Granada siempre merece una visita

Granada tiene la ventaja de tener una lugar privilegiado: con playa y montañas nevadas, separados por unos pocos kilómetros. Pero si por algo destaca la ciudad es por la Alhambra y el Albaicín, que son dos tesoros de la ocupación islámica de la ciudad

Si el boca a boca funciona para muchas materias, en el tema de los viajes es casi una ley inquebrantable. Si varias personas te recomiendan un destino, empieza a plantearte la posibilidad de visitarlo. Sobre todo, si son personas que podríamos definir que pertenecen a diferentes grupos demográficos. En este caso, os recomiendo que miréis hoteles en Granada porque es un destino que no os va a decepcionar.

Uno de los innumerables patios hermosos de la Alhambra

Su situación geográfica, su importancia histórica y cultural y su capacidad de acoger los diferentes matices eclécticos que ha dado fruta a su idiosincrasia, convierten a Granada en un destino perfecto para todas las edades. Para empezar, su maravillosa naturaleza, que se ha mostrado muy generosa con la provincia granadina. En pocos kilómetros podemos encontrar playa y montaña, sol y nieve, altura y planicie. Es decir, todas las posibilidades de turismo activo aquí quedarán colmadas.
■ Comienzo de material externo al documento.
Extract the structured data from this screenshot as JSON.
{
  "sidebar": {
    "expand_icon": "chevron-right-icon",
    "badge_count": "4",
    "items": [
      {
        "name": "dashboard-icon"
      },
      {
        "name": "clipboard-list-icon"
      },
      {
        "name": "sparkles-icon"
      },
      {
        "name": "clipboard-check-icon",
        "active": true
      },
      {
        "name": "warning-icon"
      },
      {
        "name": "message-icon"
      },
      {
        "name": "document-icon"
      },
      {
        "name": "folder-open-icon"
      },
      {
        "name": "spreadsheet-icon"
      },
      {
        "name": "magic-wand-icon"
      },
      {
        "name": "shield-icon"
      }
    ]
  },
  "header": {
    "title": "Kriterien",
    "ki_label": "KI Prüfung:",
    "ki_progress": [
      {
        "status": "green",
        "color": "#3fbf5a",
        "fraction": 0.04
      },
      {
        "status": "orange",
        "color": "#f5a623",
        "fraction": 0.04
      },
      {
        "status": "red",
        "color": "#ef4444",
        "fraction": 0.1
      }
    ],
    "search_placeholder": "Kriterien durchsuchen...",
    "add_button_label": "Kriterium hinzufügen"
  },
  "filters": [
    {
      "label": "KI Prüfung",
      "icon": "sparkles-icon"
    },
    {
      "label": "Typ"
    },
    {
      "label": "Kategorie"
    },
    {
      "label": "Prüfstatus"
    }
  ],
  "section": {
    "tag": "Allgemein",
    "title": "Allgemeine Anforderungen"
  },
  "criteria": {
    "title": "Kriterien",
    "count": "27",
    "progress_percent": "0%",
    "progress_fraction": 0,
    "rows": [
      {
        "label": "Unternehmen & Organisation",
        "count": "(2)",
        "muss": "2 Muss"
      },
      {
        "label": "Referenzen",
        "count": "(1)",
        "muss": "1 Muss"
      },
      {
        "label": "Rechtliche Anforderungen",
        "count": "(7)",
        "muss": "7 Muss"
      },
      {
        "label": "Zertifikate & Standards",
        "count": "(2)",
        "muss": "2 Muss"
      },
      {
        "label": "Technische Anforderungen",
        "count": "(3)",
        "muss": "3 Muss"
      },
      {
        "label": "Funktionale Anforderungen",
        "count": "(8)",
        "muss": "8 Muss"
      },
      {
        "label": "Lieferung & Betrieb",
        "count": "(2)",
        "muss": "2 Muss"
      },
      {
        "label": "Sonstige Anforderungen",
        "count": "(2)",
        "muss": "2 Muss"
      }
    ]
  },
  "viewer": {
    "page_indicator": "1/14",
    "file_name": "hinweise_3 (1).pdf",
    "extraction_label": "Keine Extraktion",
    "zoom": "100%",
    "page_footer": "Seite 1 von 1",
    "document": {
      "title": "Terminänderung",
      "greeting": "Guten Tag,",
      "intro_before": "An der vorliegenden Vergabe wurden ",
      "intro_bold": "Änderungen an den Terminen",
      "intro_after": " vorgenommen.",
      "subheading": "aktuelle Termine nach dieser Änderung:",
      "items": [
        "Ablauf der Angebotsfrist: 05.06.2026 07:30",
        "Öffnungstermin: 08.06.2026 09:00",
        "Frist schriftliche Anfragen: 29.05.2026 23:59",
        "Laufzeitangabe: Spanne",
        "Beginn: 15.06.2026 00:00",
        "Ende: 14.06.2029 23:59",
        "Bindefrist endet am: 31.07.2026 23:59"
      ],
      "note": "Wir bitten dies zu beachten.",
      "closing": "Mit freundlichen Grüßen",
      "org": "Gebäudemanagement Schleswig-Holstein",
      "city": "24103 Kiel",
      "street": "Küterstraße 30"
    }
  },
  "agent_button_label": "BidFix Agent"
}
Pero tengo muy claro que la primera imagen mental que nos aparece si pensamos en Granada es la Alhambra. Y aunque conozcamos sus excelencias no podemos dejar de remarcarla, una y otra vez. Porque su fama está tan justificada que cualquier turista que la visite, saldrá enamorado del conjunto de esta obra maestra de la arquitectura islámica. Situada sobre el cerro La Sabika o la Colina Roja (por el color característica de su tierra), se ubicó en el mismo lugar dónde estaba situado una antigua fortaleza. El primer rey de la dinastía nazarí, Alhamar, empezó a construirla en el año 1239. Sin querer detallar más sobre sus excelencias, sí me gustaría remarcar que pasear por sus amplias instancias es una delicia para todos los sentidos. Sus jardines, sus fuentes, sus detalles nazaríes, todo nos crea la sensación de estar en un pequeño agujero en el tiempo y viajamos atrás hasta la Edad Media y no nos cuesta imaginar a los grandes reyes islámicos disfrutando del color, olor y sonido de sus deliciosos jardines.

Cerca de la Alhambra se sitúa mi lugar favorito de Granada, el barrio del Albaicín. Sus empinadas cuestas de suelo de piedra y calles laberínticas formadas por casas blancas y bajas, le otorga a esta parte de la ciudad de un lugar privilegiado para los turistas que quieran conocer cómo vivían los musulmanes de la época. Hoy en día, también forma parte del Patrimonio Cultural de la Humanidad de la Unesco. Destaca especialmente sus necesarias plazas que permiten descansar al extenuado turista y sus restaurantes y bares cuyas terrazas ofrecen las mejores puestas de sol, con la Alhambra de personaje principal, que mis ojos han visto.